August 31st, 2009 | Category: Life

Lately, I’m not writing, at all. I haven’t written a Goddamn fucking thing in a week. My head is a bad scene lately, really fucking bad. I have a whole last day of New York to write, my favorite day, but I haven’t been able to make myself write it. I can’t focus on anything. Part of the problem is that I haven’t had an assistant for something like four weeks. Katherine, who went to New York, moved, and I haven’t been able to find the right person since. So, I haven’t really been able to go out much, definitely not in a way that feels right. I’ve been out with my brother a few times, but it’s not the same.

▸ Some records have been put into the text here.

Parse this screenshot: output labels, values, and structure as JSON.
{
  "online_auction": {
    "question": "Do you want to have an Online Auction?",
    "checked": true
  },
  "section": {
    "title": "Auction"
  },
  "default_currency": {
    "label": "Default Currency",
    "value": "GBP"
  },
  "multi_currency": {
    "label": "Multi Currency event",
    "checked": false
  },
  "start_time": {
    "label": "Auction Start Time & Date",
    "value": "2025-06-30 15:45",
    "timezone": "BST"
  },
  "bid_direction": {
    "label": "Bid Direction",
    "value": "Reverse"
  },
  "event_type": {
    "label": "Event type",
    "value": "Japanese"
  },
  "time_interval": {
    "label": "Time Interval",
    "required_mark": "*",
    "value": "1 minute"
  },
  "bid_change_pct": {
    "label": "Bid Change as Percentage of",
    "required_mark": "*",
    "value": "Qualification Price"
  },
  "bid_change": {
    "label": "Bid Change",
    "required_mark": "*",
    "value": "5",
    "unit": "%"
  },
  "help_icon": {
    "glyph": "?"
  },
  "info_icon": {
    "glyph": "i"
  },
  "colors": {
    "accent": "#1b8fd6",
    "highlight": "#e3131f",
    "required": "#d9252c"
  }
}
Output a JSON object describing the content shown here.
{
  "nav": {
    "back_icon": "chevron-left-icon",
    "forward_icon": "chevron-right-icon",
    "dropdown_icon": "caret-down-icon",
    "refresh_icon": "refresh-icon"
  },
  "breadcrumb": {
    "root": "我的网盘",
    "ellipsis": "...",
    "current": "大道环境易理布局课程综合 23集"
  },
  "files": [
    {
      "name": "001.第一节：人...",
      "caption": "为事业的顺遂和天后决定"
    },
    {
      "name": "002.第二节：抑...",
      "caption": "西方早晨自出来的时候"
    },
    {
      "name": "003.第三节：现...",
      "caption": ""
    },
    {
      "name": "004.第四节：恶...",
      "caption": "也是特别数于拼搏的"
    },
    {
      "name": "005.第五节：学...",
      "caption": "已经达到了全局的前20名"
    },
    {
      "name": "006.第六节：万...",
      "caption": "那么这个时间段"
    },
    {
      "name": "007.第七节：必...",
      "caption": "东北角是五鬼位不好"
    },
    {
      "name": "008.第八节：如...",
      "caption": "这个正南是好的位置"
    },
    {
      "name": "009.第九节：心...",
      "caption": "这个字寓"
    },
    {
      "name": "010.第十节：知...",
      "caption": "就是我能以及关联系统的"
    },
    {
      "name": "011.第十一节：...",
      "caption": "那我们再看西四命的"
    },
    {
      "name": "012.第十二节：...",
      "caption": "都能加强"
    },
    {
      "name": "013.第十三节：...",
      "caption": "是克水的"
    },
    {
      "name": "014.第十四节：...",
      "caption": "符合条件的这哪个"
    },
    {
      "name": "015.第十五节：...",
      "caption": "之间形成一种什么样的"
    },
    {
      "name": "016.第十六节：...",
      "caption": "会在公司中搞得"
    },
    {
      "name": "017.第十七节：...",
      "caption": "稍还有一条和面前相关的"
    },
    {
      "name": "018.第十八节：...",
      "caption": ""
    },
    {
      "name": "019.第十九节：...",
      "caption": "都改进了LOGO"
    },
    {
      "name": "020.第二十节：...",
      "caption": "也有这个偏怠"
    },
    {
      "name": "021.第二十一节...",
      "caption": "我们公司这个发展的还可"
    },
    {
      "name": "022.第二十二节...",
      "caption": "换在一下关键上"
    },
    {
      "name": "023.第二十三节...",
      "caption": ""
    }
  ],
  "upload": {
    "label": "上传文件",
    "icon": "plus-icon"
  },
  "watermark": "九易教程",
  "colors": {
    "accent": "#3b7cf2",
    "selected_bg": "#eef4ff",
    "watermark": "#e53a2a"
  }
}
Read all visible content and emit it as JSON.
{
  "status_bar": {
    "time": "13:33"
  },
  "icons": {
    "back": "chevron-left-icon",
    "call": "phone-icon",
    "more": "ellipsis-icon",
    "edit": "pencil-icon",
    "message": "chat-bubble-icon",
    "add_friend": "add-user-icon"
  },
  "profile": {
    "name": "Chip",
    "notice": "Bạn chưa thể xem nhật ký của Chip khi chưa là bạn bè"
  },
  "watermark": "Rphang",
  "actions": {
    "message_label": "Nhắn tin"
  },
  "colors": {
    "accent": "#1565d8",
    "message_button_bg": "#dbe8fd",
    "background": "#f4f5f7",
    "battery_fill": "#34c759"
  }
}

He’s a great brother, but it’s really not the same. Assistants are the essence of freedom, they’re paid to do a job. An assistant’s job is to do exactly what I want, on my schedule, my terms. Family’s different, it feels wrong. It’s depressing, to me, if I want to go out at seven, and end up going out at eight instead. It might seem little, but the little decisions I don’t get to make add up to a lot of depression. My brother has a life, a job, hobbies, a lady, friends, and that’s all great. Christ, that’s everything I want, what everybody wants. The thing is, going out with my brother, even if my friends are there, I’m still fitting into his schedule. I can’t live my life, particularly my social life, on someone else’s schedule. That’s dependence, dependence is depressing, to me. It’s claustrophobic. I’m still interviewing assistants, I still don’t have one. I have to fix the assistant situation, it would soften much of the noise in my head.

Noise, so much noise, and not enough to distract me from it. I have to, and sooner rather than later, silence the noise, not just cover it with a fix.

Still, noise or not, I have to keep writing.